Sadness, pain, and loss are part of life. These feelings in and of themselves are not bad. In fact, it’s important to acknowledge them, because repressed feelings can lead to illness and disease. But when we allow ourselves to become paralyzed by these feelings, consumed by them and allowing them to control our lives, a sense of nihilism can begin to creep in, and that’s when we’re in trouble.

A phrase I’ve come to embrace in lifestyle and practice is this: “Get out of your head and into your body.” It has never let me down! On the days when I’ve played out my excuses like my last round of aces, it’s movement, nature, and being around others that synergistically provide the much-needed reboot and endorphin boost2that are needed to keep going, especially on the hardest of days.

Connection is good. So is honesty.

I’ve lost track of all the times I’ve shown up at my Monday morning bootcamp class late, sharing how hard it was just to get out the door. Countless other friends utter the same sentiments, and by the end of class, we’re all joking and laughing together about how good we feel after moving our bodies for a whole 45 minutes. “I’m so glad I got here.” “Now I can start my week feeling motivated.” The sheer acknowledgment of pushing through our stuck feelings is a bonding force in human nature, and it's one that we all need.

Showing up is the important first step. When we entrust others to help buoy us up, cheer us on, and provide encouragement, not only does it validate our worth, but it also validates theirs.

Good days and bad days are part of life, but inertia feeds on inertia, and growth always lies just outside of your comfort zone.

Source: Riku Lu/Unsplash
Source: Riku Lu/Unsplash

There is a lot of wisdom in the words of Jedi Master Yoda: “Do or do not. There is no try.” This saying is an inspirational reminder that it’s within our power to either move our energy forward, remain stagnant, or slide backward.

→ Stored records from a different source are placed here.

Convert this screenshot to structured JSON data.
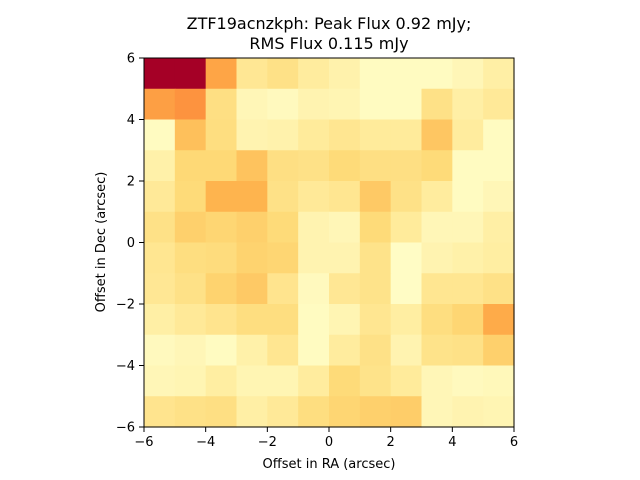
{
  "chart_data": {
    "type": "heatmap",
    "title_lines": [
      "ZTF19acnzkph: Peak Flux 0.92 mJy;",
      "RMS Flux 0.115 mJy"
    ],
    "xlabel": "Offset in RA (arcsec)",
    "ylabel": "Offset in Dec (arcsec)",
    "xlim": [
      -6,
      6
    ],
    "ylim": [
      -6,
      6
    ],
    "xticks": [
      -6,
      -4,
      -2,
      0,
      2,
      4,
      6
    ],
    "yticks": [
      -6,
      -4,
      -2,
      0,
      2,
      4,
      6
    ],
    "colormap": "YlOrRd",
    "color_stops": [
      "#ffffcc",
      "#ffeda0",
      "#fed976",
      "#feb24c",
      "#fd8d3c",
      "#fc4e2a",
      "#e31a1c",
      "#bd0026",
      "#a50026"
    ],
    "grid": false,
    "rows_top_to_bottom": [
      [
        1.0,
        1.0,
        0.42,
        0.16,
        0.2,
        0.13,
        0.09,
        0.03,
        0.03,
        0.03,
        0.06,
        0.11
      ],
      [
        0.44,
        0.48,
        0.21,
        0.06,
        0.04,
        0.08,
        0.07,
        0.03,
        0.03,
        0.2,
        0.11,
        0.15
      ],
      [
        0.03,
        0.33,
        0.22,
        0.08,
        0.09,
        0.14,
        0.17,
        0.14,
        0.14,
        0.31,
        0.13,
        0.03
      ],
      [
        0.1,
        0.25,
        0.25,
        0.32,
        0.21,
        0.2,
        0.24,
        0.21,
        0.21,
        0.24,
        0.03,
        0.03
      ],
      [
        0.15,
        0.24,
        0.37,
        0.37,
        0.2,
        0.15,
        0.17,
        0.3,
        0.2,
        0.13,
        0.03,
        0.06
      ],
      [
        0.2,
        0.28,
        0.26,
        0.28,
        0.24,
        0.08,
        0.06,
        0.24,
        0.14,
        0.06,
        0.06,
        0.11
      ],
      [
        0.17,
        0.22,
        0.23,
        0.27,
        0.26,
        0.08,
        0.08,
        0.19,
        0.02,
        0.08,
        0.1,
        0.12
      ],
      [
        0.16,
        0.2,
        0.27,
        0.3,
        0.18,
        0.04,
        0.16,
        0.19,
        0.02,
        0.17,
        0.17,
        0.2
      ],
      [
        0.11,
        0.15,
        0.18,
        0.22,
        0.22,
        0.03,
        0.07,
        0.17,
        0.12,
        0.22,
        0.26,
        0.4
      ],
      [
        0.04,
        0.06,
        0.03,
        0.1,
        0.17,
        0.03,
        0.13,
        0.2,
        0.08,
        0.19,
        0.2,
        0.28
      ],
      [
        0.06,
        0.07,
        0.12,
        0.07,
        0.07,
        0.13,
        0.24,
        0.19,
        0.14,
        0.06,
        0.04,
        0.05
      ],
      [
        0.18,
        0.2,
        0.21,
        0.11,
        0.15,
        0.22,
        0.26,
        0.28,
        0.29,
        0.06,
        0.08,
        0.07
      ]
    ]
  }
}
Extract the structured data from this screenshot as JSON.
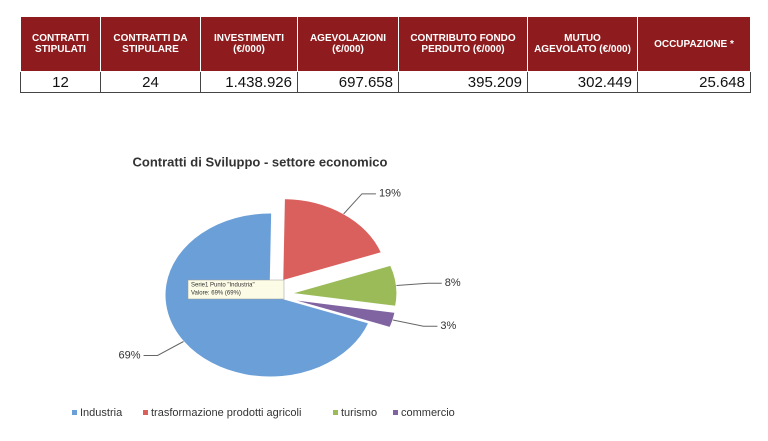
{
  "table": {
    "header": [
      "CONTRATTI STIPULATI",
      "CONTRATTI DA STIPULARE",
      "INVESTIMENTI (€/000)",
      "AGEVOLAZIONI (€/000)",
      "CONTRIBUTO FONDO PERDUTO (€/000)",
      "MUTUO AGEVOLATO (€/000)",
      "OCCUPAZIONE *"
    ],
    "rows": [
      [
        "12",
        "24",
        "1.438.926",
        "697.658",
        "395.209",
        "302.449",
        "25.648"
      ]
    ]
  },
  "chart_data": {
    "type": "pie",
    "title": "Contratti di Sviluppo - settore economico",
    "categories": [
      "Industria",
      "trasformazione prodotti agricoli",
      "turismo",
      "commercio"
    ],
    "values": [
      69,
      19,
      8,
      3
    ],
    "value_labels": [
      "69%",
      "19%",
      "8%",
      "3%"
    ],
    "colors": [
      "#6a9fd8",
      "#d9605c",
      "#9bbb59",
      "#8064a2"
    ],
    "legend": "bottom",
    "tooltip": [
      "Serie1 Punto \"Industria\"",
      "Valore: 69% (69%)"
    ]
  }
}
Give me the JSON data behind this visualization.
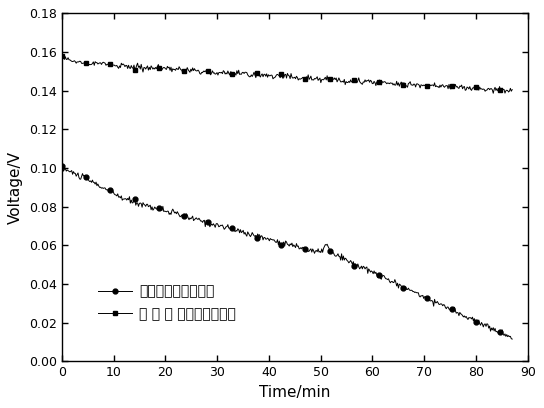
{
  "title": "",
  "xlabel": "Time/min",
  "ylabel": "Voltage/V",
  "xlim": [
    0,
    90
  ],
  "ylim": [
    0.0,
    0.18
  ],
  "xticks": [
    0,
    10,
    20,
    30,
    40,
    50,
    60,
    70,
    80,
    90
  ],
  "yticks": [
    0.0,
    0.02,
    0.04,
    0.06,
    0.08,
    0.1,
    0.12,
    0.14,
    0.16,
    0.18
  ],
  "legend1_label": "传统阴极结构的电池",
  "legend2_label": "本 发 明 阴极结构的电池",
  "line_color": "#000000",
  "background_color": "#ffffff",
  "marker1": "o",
  "marker2": "s",
  "markersize1": 3.5,
  "markersize2": 3.5
}
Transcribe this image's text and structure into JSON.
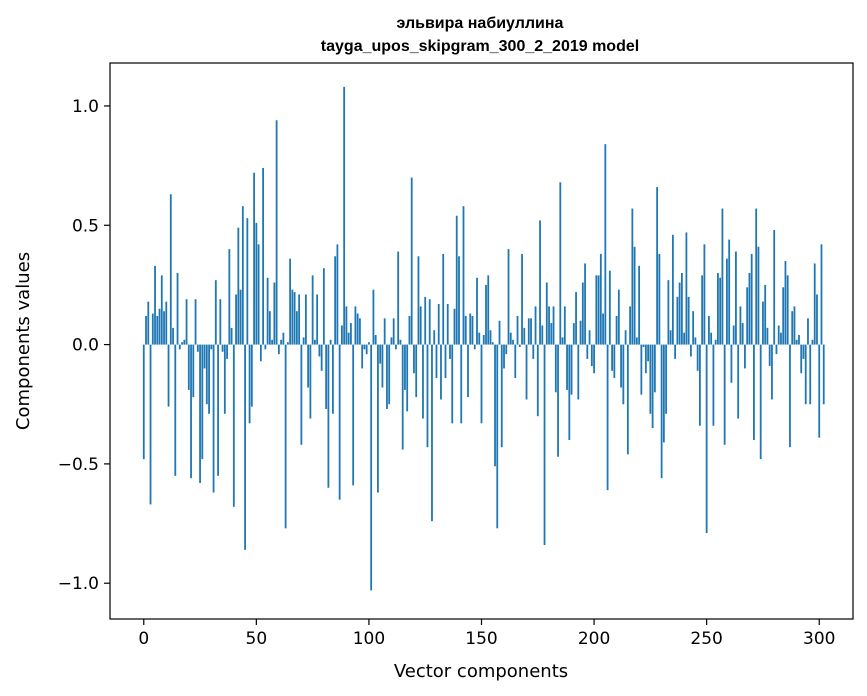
{
  "chart_data": {
    "type": "bar",
    "title": "эльвира набиуллина",
    "subtitle": "tayga_upos_skipgram_300_2_2019 model",
    "xlabel": "Vector components",
    "ylabel": "Components values",
    "xlim": [
      -15,
      315
    ],
    "ylim": [
      -1.15,
      1.18
    ],
    "xticks": [
      0,
      50,
      100,
      150,
      200,
      250,
      300
    ],
    "xtick_labels": [
      "0",
      "50",
      "100",
      "150",
      "200",
      "250",
      "300"
    ],
    "yticks": [
      -1.0,
      -0.5,
      0.0,
      0.5,
      1.0
    ],
    "ytick_labels": [
      "−1.0",
      "−0.5",
      "0.0",
      "0.5",
      "1.0"
    ],
    "bar_color": "#1f77b4",
    "values": [
      -0.48,
      0.12,
      0.18,
      -0.67,
      0.13,
      0.33,
      0.12,
      0.15,
      0.29,
      0.14,
      0.18,
      -0.26,
      0.63,
      0.07,
      -0.55,
      0.3,
      -0.02,
      0.01,
      0.02,
      0.19,
      -0.19,
      -0.56,
      -0.22,
      0.19,
      -0.03,
      -0.58,
      -0.48,
      -0.1,
      -0.25,
      -0.29,
      -0.02,
      -0.62,
      0.27,
      -0.55,
      0.19,
      -0.03,
      -0.29,
      -0.06,
      0.4,
      0.07,
      -0.68,
      0.21,
      0.49,
      0.23,
      0.58,
      -0.86,
      0.53,
      -0.33,
      -0.26,
      0.72,
      0.51,
      0.42,
      -0.07,
      0.74,
      -0.02,
      0.28,
      0.14,
      0.02,
      0.26,
      0.94,
      -0.04,
      0.02,
      0.05,
      -0.77,
      0.01,
      0.36,
      0.23,
      0.22,
      0.14,
      0.21,
      -0.42,
      0.03,
      0.21,
      -0.18,
      -0.31,
      0.29,
      0.02,
      0.21,
      -0.05,
      -0.11,
      0.32,
      -0.27,
      -0.6,
      0.02,
      -0.29,
      0.37,
      0.42,
      -0.65,
      0.08,
      1.08,
      0.16,
      0.05,
      0.09,
      -0.59,
      0.16,
      0.13,
      0.11,
      -0.1,
      -0.02,
      -0.04,
      0.01,
      -1.03,
      0.23,
      0.04,
      -0.62,
      -0.08,
      -0.18,
      0.11,
      -0.27,
      -0.25,
      0.03,
      0.11,
      -0.02,
      0.39,
      0.02,
      -0.44,
      -0.19,
      -0.28,
      0.12,
      0.7,
      -0.12,
      -0.22,
      0.37,
      0.16,
      -0.31,
      0.2,
      -0.43,
      0.19,
      -0.74,
      0.06,
      -0.14,
      0.17,
      -0.23,
      0.38,
      -0.14,
      0.17,
      -0.06,
      -0.33,
      0.15,
      0.54,
      0.37,
      -0.33,
      0.58,
      0.12,
      -0.22,
      0.13,
      0.12,
      -0.02,
      0.28,
      0.05,
      -0.33,
      0.04,
      0.25,
      0.29,
      0.06,
      0.01,
      -0.51,
      -0.77,
      0.1,
      -0.43,
      -0.1,
      -0.04,
      0.4,
      0.05,
      0.02,
      -0.14,
      0.12,
      -0.01,
      0.38,
      0.07,
      -0.23,
      0.11,
      0.11,
      -0.06,
      0.16,
      -0.3,
      0.52,
      0.08,
      -0.84,
      0.26,
      0.16,
      0.09,
      0.16,
      -0.2,
      -0.47,
      0.68,
      0.03,
      0.16,
      -0.19,
      -0.4,
      -0.21,
      0.09,
      0.22,
      -0.23,
      0.1,
      0.26,
      0.34,
      -0.06,
      0.06,
      -0.09,
      -0.12,
      0.29,
      0.29,
      0.38,
      0.13,
      0.84,
      -0.61,
      0.31,
      -0.11,
      -0.14,
      0.12,
      0.23,
      -0.18,
      -0.25,
      0.06,
      -0.46,
      0.16,
      0.57,
      0.41,
      0.03,
      0.33,
      -0.21,
      -0.01,
      -0.12,
      -0.07,
      -0.29,
      -0.35,
      -0.2,
      0.66,
      0.38,
      -0.56,
      -0.41,
      -0.29,
      0.27,
      0.06,
      0.46,
      -0.06,
      0.2,
      0.26,
      0.3,
      0.05,
      0.47,
      0.2,
      -0.05,
      0.14,
      0.03,
      -0.11,
      -0.34,
      0.29,
      0.42,
      -0.79,
      0.12,
      0.05,
      -0.34,
      0.02,
      0.3,
      0.28,
      0.57,
      -0.42,
      0.36,
      0.44,
      -0.16,
      0.08,
      0.39,
      -0.31,
      0.16,
      0.09,
      -0.1,
      0.24,
      0.3,
      0.38,
      -0.4,
      0.57,
      0.41,
      -0.48,
      0.18,
      0.25,
      0.07,
      -0.09,
      -0.23,
      0.48,
      -0.04,
      0.08,
      0.05,
      0.24,
      0.35,
      0.29,
      -0.43,
      0.14,
      0.16,
      0.02,
      0.04,
      -0.12,
      -0.06,
      -0.25,
      0.11,
      -0.25,
      0.02,
      0.34,
      0.21,
      -0.39,
      0.42,
      -0.25
    ]
  }
}
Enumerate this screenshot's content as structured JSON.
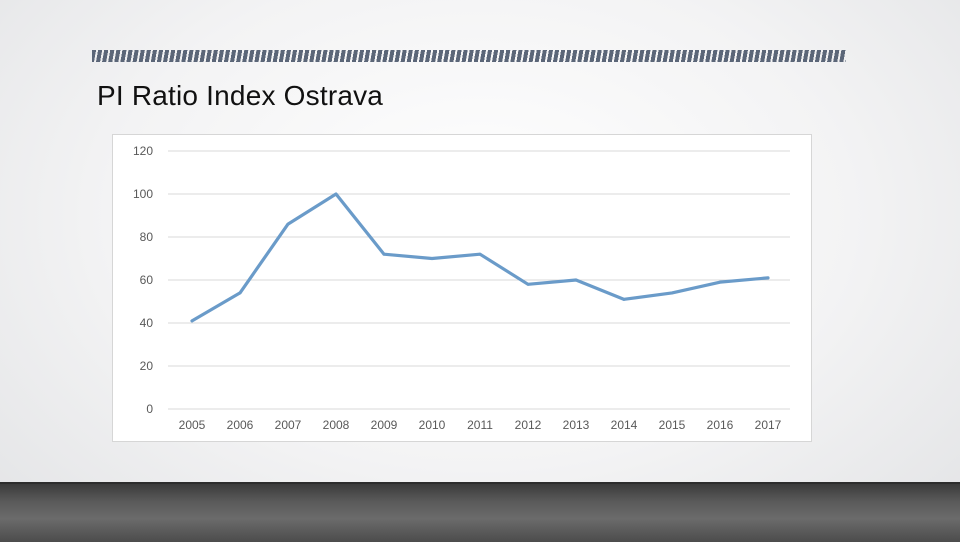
{
  "slide": {
    "title": "PI Ratio Index Ostrava"
  },
  "colors": {
    "line": "#6a9bc9",
    "grid": "#d9d9d9",
    "deco": "#5b6678"
  },
  "chart_data": {
    "type": "line",
    "x": [
      "2005",
      "2006",
      "2007",
      "2008",
      "2009",
      "2010",
      "2011",
      "2012",
      "2013",
      "2014",
      "2015",
      "2016",
      "2017"
    ],
    "series": [
      {
        "values": [
          41,
          54,
          86,
          100,
          72,
          70,
          72,
          58,
          60,
          51,
          54,
          59,
          61
        ]
      }
    ],
    "ylim": [
      0,
      120
    ],
    "yticks": [
      0,
      20,
      40,
      60,
      80,
      100,
      120
    ],
    "grid": true,
    "legend": "none"
  }
}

Inaction is always an option, and there certainly is value in rest and self-care. But it’s also important to acknowledge that we humans are comfort seekers. We’re programmed to seek the path of least resistance.

As a person with a disability who works closely with others with challenging life circumstances in health care, it’s not lost on me what a herculean effort it can be just to keep going on some days. Our feelings can keep us trapped and alone with our thoughts. We must resist the urge to remain stuck by committing to something—anything outside of ourselves to keep moving ahead.

To not want to do something, but to do it anyway is one of the best gifts we can give ourselves. The intrinsic reward felt by showing up and committing to something is proof that we’re dynamic beings, meant to move, connect, and inspire one another to keep going.


1. Latifi, Latesa. Spoon theory: What it is and how I use it to manage chronic illness. Washington Post. January 14, 2023.

2. Mayo Clinic. Exercise and stress: Get moving to manage stress.